It is being widely reported that a new wave of cyberattacks is currently hitting companies and governments. The attack has spread around the globe in a matter of hours, affecting the Ukrainian government, Russian enterprises, and other companies throughout Western Europe. Just like the WannaCry ransomware that struck worldwide in May, the new attacks apparently involve malware that encrypts or otherwise restricts access to computers and systems—and apparently the malware exploits some of the same vulnerabilities as WannaCry. Like a typical ransomware attack, the attackers demand that the victims pay to receive the decryption key or to otherwise recover access to the compromised machine.

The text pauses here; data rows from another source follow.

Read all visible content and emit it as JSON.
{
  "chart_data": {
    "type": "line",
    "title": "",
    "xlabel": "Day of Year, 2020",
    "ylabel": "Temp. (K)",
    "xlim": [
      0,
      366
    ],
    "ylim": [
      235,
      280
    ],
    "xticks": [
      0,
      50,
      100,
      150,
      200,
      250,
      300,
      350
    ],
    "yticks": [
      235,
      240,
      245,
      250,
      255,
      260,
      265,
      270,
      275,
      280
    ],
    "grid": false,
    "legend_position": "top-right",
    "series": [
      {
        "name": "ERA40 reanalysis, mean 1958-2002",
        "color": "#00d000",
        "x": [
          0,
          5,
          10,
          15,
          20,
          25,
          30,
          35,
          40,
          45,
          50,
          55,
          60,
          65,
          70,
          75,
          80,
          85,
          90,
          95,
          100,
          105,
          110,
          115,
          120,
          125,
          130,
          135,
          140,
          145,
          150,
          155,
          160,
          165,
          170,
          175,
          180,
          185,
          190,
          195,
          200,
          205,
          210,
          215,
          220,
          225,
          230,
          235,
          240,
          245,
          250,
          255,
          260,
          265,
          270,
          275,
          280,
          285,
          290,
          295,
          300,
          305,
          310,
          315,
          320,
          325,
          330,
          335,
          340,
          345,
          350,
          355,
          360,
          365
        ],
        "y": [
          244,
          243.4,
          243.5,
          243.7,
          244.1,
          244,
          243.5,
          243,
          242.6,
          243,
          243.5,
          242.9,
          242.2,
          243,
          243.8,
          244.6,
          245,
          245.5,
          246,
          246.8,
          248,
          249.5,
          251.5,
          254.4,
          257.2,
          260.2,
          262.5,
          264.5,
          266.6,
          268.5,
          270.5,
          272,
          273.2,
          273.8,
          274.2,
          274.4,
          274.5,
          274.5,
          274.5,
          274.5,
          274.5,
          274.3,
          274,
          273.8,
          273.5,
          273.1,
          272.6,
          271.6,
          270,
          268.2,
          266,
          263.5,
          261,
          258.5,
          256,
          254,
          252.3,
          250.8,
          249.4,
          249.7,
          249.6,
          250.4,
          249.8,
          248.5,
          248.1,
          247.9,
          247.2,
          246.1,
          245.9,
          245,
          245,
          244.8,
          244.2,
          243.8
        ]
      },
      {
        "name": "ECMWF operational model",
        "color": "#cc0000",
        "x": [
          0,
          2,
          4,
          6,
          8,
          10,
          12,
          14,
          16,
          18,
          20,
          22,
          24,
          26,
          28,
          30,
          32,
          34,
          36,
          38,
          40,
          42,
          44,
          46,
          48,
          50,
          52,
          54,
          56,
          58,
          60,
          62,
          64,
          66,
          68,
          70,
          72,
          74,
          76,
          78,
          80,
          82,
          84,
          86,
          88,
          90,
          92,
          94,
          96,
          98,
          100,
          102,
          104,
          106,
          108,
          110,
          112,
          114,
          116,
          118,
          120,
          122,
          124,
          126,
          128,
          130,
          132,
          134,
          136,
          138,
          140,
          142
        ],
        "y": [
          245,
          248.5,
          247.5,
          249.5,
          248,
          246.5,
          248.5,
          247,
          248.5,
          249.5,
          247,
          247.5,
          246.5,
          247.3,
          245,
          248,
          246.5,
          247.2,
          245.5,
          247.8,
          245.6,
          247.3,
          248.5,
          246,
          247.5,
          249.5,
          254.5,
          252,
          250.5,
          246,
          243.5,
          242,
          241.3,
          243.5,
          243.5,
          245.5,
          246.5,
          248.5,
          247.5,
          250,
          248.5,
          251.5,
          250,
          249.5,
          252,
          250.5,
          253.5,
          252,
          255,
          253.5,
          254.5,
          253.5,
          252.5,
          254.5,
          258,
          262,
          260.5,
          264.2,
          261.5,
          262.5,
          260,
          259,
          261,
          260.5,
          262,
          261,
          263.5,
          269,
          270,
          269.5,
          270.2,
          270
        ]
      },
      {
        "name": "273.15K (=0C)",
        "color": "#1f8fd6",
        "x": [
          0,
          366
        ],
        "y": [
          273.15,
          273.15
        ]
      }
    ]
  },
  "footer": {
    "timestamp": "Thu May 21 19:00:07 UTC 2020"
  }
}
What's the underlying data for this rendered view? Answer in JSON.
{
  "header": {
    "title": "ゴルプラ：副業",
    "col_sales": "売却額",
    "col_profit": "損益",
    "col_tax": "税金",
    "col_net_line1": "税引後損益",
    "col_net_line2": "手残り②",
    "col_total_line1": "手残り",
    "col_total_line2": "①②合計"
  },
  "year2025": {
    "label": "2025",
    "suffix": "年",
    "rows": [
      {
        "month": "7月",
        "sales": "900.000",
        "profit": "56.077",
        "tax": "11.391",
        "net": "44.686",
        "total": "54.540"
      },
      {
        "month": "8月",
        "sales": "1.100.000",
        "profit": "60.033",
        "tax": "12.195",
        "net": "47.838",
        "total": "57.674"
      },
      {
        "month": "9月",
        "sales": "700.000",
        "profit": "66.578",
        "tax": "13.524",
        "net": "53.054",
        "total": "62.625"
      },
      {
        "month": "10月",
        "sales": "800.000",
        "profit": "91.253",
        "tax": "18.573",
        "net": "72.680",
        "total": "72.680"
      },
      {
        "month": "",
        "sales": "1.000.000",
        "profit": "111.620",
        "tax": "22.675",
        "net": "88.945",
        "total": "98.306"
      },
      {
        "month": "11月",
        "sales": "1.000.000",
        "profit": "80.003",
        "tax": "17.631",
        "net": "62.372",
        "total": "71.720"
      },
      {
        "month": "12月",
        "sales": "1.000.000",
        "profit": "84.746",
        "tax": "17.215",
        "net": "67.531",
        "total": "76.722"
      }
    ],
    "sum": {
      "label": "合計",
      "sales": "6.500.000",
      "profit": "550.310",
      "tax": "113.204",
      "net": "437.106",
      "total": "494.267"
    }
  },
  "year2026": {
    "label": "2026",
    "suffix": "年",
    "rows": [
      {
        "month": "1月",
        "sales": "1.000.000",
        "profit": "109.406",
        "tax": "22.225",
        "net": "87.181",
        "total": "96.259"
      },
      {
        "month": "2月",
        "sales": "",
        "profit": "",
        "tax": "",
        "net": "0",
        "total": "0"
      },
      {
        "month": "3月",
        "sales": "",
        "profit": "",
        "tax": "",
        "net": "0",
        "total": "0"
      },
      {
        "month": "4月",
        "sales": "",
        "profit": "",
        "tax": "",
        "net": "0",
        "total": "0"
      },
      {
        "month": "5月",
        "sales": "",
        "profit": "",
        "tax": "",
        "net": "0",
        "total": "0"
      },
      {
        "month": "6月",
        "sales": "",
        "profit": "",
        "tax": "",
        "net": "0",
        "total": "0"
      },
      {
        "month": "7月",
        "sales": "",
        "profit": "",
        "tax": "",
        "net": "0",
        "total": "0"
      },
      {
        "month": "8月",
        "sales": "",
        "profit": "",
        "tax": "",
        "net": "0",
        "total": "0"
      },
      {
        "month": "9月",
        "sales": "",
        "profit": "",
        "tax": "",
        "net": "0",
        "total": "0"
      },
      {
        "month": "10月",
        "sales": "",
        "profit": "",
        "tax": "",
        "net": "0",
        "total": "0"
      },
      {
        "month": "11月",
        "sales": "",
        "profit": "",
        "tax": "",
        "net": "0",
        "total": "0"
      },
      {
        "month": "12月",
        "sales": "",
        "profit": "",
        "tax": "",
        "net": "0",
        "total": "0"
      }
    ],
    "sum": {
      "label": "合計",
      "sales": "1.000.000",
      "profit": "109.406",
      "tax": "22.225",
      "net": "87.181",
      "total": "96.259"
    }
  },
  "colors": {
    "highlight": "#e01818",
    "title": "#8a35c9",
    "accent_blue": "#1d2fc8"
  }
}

As we noted in May after the WannaCry attacks, it was highly likely that ransomware would continue to be weaponized and used against numerous companies at once. Less than two months later, here we go again. These attacks are a wake-up call; it should be abundantly clear by now that global attacks are becoming a new normal. We do not, however, counsel despair. To the contrary, our team is working with companies around the world to help them be more resilient in light of these evolving threats. In the face of these increasing risks of attacks, there are a number of key steps that a company can take to protect itself from the inevitable next wave of attacks, including:
- Make sure software patches are routinely applied.
- If possible, only use supported operating systems and other software.
- Utilize antimalware and antivirus software tools and services.
- Back up your critical data.
- Train your employees on how to spot phishing emails.
- Create a cross-functional incident response plan.
- Practice responding to a ransomware attack in a table top exercise to be able to hit the ground running when this type of event occurs.
- Establish or enhance relationships with law enforcement and other critical partners.